Life jackets are essential. According to the U.S. Coast Guard 81% of boating deaths are due to drowning and 83% of drowning victims weren’t wearing a life vest.
Don’t drink and boat. Operating a boat under the influence of alcohol is illegal in all 50 states with the legal limit to operate a boat being .08% blood alcohol limit. Alcohol can be more hazardous on water than on land. Waves, vibration, engine noise, sun, wind spray and other stressors on a boat can accelerate the effects of alcohol and the drinker’s level of impairment.
Beware of a boat’s propellers. Before starting the engine make sure all passengers are accounted for and people are away from your boat.
Water skiing, tubing and wakeboarding are all popular water sports. A few tips can help minimize the risks.
Know how to get up out of the water and how to safely use a tow rope. Make sure the towline isn’t caught in the propeller or wrapped around you prior to beginning. Also, wait for the propeller to stop before getting back on the boat.

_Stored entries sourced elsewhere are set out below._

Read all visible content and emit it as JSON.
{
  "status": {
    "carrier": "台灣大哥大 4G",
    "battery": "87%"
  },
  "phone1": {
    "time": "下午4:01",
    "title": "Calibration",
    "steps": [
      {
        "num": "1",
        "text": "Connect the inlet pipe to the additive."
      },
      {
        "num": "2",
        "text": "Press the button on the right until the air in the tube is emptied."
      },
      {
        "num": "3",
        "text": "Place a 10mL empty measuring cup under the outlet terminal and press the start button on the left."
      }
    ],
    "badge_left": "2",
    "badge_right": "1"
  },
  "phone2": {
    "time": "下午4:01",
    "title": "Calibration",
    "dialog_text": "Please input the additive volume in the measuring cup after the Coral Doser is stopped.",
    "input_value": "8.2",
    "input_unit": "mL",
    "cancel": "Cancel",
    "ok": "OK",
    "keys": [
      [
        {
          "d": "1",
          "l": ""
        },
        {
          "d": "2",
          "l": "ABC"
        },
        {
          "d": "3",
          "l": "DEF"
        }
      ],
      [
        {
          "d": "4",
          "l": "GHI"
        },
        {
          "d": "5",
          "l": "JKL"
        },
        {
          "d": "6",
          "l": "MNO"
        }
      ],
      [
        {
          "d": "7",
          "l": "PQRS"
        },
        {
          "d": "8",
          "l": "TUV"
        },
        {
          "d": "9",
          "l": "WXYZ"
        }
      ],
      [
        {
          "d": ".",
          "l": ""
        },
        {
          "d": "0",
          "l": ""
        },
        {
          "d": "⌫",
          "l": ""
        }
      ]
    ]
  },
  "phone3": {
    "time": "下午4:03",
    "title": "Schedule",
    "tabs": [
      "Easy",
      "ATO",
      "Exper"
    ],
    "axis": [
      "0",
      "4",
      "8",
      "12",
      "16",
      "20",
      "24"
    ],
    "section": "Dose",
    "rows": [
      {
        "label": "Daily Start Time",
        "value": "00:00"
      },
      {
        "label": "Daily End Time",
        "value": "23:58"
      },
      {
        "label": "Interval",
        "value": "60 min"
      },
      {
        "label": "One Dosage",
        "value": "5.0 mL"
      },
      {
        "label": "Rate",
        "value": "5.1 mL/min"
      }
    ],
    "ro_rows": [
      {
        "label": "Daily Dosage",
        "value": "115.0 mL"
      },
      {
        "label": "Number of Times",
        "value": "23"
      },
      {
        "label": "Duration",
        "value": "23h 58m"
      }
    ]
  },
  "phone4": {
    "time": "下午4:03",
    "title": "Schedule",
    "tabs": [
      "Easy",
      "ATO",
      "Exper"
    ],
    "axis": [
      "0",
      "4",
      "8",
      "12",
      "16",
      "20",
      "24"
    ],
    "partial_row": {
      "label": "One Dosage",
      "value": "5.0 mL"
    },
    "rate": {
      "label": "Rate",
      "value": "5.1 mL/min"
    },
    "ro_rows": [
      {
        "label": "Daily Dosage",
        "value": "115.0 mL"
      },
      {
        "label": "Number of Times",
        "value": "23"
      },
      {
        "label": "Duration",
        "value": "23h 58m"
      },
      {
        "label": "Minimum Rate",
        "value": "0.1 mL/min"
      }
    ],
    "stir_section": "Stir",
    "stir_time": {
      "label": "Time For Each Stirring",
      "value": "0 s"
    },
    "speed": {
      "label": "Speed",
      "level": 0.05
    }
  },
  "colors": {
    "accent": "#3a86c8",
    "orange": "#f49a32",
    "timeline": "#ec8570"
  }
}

Watch for inclement weather. Check the weather forecast and keep an eye out for inclement weather which can change quickly in Wyoming. If you notice sudden wind shifts, dark skies, lightning or choppy water, get off the water as soon as possible.
Additionally, as we move into the fall season, water temperatures in Wyoming cool down considerably. Use of a wetsuit is encouraged to make your day in the water not only more comfortable but also help ward off hypothermia.
Here are a few signs that you may be suffering from hypothermia while in the water. Uncontrollable shivering and numbness and loss of simple coordination are signs of mild hypothermia. Confusion and strange inebriated-like behavior and /or slurred speech are signs of moderate hypothermia and blue-gray skin, slow or halted breathing and loss of consciousness indicate severe hypothermia.